Bernardo Dugin em 'Hétero Sigilo', dramaturgia de sua autoria inspirada por um caso real | Foto: Nil Caniné/Divulgação

Espetáculo 'Hetero Sigilo' nasceu de ataque homofóbico em 2023 e virou fenômeno nas redes sociais

O que custa para caber? Essa é a pergunta que move "Hétero Sigilo", monólogo que Bernardo Dugin leva ao palco do Teatro Laura Alvim a partir de 6 de março. Não é um espetáculo sobre orientação sexual — é sobre o preço psicológico de viver sob a lógica do disfarce, a violência que começa no silêncio imposto pela sociedade.

A peça nasceu de uma experiência real. Em 2023, Dugin e seu namorado sofreram um ataque homofóbico durante uma missa de sétimo dia em Nova Friburgo. O episódio repercutiu nacionalmente e transformou o padre responsável em réu por racismo qualificado. O Ministério Público do Rio pediu indenização por danos morais coletivos, reconhecendo o impacto daquela atitude. Mas para Dugin, o trabalho teatral não era sobre justiça — era sobre compreender o sistema que permite ataques assim.

"O espetáculo não é sobre assumir uma orientação sexual. É sobre o que a gente precisa esconder para continuar existindo sem ser punido por isso", diz o ator. Durante anos, ele viveu sob a máscara de um personagem heterossexual que ele mesmo criou. O monólogo revisita essa experiência para expor como a heteronormatividade ensina a mentir, performar e se aprisionar.

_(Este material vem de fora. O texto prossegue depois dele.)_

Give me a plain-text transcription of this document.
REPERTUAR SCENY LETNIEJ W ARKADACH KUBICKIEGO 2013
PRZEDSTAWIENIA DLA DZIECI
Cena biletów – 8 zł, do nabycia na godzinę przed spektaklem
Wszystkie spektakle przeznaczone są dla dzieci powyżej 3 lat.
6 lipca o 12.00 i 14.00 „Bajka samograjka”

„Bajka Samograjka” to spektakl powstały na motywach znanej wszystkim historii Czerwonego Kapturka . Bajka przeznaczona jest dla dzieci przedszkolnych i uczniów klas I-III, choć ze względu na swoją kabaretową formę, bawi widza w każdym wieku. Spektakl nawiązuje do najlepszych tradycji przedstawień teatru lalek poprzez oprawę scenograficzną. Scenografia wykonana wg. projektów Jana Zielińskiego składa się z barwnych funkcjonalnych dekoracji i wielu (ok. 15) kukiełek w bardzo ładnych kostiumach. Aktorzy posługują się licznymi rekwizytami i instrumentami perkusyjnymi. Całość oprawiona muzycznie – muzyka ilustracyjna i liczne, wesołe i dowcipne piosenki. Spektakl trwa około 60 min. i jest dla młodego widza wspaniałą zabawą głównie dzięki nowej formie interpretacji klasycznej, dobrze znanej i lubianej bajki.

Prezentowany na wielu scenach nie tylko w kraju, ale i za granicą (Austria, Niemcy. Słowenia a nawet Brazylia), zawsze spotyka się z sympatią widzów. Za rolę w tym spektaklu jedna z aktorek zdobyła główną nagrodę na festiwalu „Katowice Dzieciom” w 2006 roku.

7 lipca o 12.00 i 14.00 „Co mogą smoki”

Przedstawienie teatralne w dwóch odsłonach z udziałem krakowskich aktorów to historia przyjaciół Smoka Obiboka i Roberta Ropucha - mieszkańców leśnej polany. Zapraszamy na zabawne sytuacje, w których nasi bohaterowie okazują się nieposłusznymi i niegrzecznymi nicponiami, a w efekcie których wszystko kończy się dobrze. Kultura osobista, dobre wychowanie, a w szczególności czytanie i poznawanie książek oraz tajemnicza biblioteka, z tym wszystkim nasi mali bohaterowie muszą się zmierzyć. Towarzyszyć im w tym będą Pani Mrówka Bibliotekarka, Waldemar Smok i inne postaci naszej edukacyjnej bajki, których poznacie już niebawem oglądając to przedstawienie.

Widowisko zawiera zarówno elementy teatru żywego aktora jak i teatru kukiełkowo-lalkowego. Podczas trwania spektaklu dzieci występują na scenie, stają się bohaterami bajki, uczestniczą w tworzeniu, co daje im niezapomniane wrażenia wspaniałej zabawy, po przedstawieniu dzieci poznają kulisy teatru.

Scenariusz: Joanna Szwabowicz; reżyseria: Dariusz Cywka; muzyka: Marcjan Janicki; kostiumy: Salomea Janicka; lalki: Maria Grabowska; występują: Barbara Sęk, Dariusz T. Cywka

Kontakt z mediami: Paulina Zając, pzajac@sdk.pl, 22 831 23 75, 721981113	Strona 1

Antes de chegar aos palcos, "Hétero Sigilo" funcionou como projeto transmídia. Durante a Parada do Orgulho LGBTQIAPN na Avenida Paulista, foi criada a "Caixa do Sigilo", instalação onde pessoas relataram histórias reais de vidas vividas em anonimato. Nas redes sociais, o perfil @hetero.sigilo24 satirizou situações cotidianas do "sigilo", alcançando quase 5 milhões de visualizações antes mesmo da estreia teatral.

A direção é de João Fonseca, responsável por sucessos como "Cazuza - Pro Dia Nascer Feliz, o Musical" e "Minha Mãe É Uma Peça". "O que me interessa é que ele não aponta o dedo, ele expõe um sistema. É uma peça íntima, mas profundamente política, porque fala do preço que se paga para caber numa norma que adoece", explica Fonseca. A trilha original e direção musical são de Federico Puppi, cuja música funciona como camada dramatúrgica contínua, ampliando silêncios e tensões da cena.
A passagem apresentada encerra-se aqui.